Jackie è l’assistente di Margalit, interpretata da Tiki Dayan, una donna di mezza età che usa casa sua come casa famiglia, un rifugio sicuro per i ragazzi allo sbando, i figli di nessuno, di cui a nessuno importa, lasciati in strada a perdersi o a morire.

In realtà, anche Jackie era uno di loro, ha scelto di restare con Margalit e darle una mano come tuttofare.

Altresì, la casa non è esattamente di proprietà della donna.

Infatti, suo padre pagò solo un terzo del valore e lei va avanti a pagare un affitto agevolato.

Inoltre, la donna, non avendo eredi, subisce pressioni per vendere e l’avvocato le consiglia d’accettare l’offerta.

Tuttavia, Margalit non ha nessuna intenzione di farlo perché aiutare i suoi ragazzi a farsi una qualche sorta di vita è la sua missione e sa che se vendesse, i «suoi laureati», come li chiama lei, si perderebbero.

In più, sa anche che finché lei sarà in vita, nessuno potrà sfrattarla.

Seppur, le pressioni si siano già trasformate in un’ordinanza di sgombero e si ritrovi pure un’assistente sociale alle calcagna.

Esattamente, interessi economici e corruzione, che giungono fino al primo cittadino, impediscono, di fatto, ogni forma di trattativa.

"Kainós® Magazine: Children of Nobody recensione al film, foto di scena"
Roy Assaf nel ruolo di Jackie – Ph by Amit Yasur per gentile concessione US PKF2023

Margalit rappresenta tutto per i suoi ragazzi: protezione, amore, educazione.

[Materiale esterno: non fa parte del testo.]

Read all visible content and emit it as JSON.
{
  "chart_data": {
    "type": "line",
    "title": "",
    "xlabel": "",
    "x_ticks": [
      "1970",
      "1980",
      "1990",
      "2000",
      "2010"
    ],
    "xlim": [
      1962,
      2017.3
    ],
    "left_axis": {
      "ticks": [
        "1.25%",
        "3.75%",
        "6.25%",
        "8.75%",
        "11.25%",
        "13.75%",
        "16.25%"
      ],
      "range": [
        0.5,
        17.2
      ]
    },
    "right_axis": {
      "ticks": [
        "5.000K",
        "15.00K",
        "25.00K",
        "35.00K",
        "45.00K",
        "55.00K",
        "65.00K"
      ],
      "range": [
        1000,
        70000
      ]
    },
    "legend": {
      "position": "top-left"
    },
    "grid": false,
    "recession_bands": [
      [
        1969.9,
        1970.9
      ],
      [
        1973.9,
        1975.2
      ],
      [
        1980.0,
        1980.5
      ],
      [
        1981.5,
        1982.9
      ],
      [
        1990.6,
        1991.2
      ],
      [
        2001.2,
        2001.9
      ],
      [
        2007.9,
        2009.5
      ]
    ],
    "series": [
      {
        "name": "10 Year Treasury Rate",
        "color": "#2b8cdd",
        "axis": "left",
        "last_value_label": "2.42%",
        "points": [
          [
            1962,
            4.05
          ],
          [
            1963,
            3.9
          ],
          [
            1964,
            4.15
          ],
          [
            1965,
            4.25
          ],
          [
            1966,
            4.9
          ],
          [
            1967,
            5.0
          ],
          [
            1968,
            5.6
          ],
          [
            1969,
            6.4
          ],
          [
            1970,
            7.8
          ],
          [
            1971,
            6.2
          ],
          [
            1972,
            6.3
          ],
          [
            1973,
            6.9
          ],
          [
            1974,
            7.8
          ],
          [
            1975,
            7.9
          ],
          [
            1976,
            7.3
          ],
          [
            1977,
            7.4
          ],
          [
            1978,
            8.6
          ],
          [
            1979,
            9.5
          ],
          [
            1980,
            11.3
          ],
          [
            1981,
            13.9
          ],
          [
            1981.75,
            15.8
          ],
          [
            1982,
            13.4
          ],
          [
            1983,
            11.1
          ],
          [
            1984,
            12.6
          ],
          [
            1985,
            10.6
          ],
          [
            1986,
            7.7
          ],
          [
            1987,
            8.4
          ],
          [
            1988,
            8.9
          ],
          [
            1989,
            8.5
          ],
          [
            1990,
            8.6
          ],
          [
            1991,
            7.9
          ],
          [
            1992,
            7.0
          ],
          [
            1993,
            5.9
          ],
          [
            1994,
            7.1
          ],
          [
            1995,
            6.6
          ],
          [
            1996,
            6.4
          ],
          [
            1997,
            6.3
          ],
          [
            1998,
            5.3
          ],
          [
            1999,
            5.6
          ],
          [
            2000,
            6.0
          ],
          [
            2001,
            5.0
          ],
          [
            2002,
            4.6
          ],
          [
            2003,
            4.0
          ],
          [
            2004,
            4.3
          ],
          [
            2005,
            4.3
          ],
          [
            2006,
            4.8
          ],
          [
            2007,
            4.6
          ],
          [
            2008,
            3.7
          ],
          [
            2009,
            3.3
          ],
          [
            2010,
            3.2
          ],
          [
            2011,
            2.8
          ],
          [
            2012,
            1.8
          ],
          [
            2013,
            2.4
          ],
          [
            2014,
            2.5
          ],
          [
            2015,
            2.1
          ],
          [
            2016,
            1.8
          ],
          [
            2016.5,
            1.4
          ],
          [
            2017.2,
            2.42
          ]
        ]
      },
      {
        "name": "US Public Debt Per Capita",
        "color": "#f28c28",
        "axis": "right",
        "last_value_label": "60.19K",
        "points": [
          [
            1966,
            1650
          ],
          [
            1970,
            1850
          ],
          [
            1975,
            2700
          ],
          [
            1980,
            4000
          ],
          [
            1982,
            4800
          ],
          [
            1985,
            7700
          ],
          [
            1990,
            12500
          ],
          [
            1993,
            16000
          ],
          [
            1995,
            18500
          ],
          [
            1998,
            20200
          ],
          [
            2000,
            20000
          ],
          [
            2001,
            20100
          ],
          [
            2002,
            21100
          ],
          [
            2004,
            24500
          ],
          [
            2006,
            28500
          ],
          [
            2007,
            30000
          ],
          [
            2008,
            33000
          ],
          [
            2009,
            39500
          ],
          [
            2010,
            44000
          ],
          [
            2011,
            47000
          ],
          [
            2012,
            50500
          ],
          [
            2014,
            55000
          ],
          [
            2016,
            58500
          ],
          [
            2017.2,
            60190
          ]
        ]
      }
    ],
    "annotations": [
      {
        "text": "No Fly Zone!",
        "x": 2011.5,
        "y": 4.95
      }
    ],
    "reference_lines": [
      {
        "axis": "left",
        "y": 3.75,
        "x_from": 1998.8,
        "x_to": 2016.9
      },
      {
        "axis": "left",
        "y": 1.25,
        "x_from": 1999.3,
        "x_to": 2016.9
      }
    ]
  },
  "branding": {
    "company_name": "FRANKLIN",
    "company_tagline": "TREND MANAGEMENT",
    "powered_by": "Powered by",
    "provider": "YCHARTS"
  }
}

In più, li fa studiare e cerca di dar loro una vita trovando loro lavoro.

Tuttavia, forse è anche fin troppo protettiva perché quando i ragazzi si troveranno a doversi gestire non saranno neppure in grado di farsi la colazione da soli e Jackie, per quanto cerchi di fare il massimo del suo meglio, non ha raggiunto quella stabilità emotiva e quella maturità necessarie per prendere veramente in mano la situazione e gestirla.

Purtroppo, in tanta disperazione, non può che andare sempre peggio.

Children of Nobody risulta una pellicola di forte impatto emotivo, molto coinvolgente e solida, sia nella narrazione che nell’evolversi degli eventi.

Tadmor compie una regia veramente geniale e sapiente, dove senza mai trascendere in macchinosità o eccessi, riesce a mettere il punto e a passare il messaggio forte e chiaro soltanto attraverso il susseguirsi della storia, delle inquadrature e dei dettagli. Una regia sapiente che evidenzia il contrasto tra il lusso e la povertà estremi, tra la legge dell’interesse economico a ogni costo e quella del lavoro più duro di tutti: sopravvivere.

Concludo, consigliando fortemente la visione di questo film.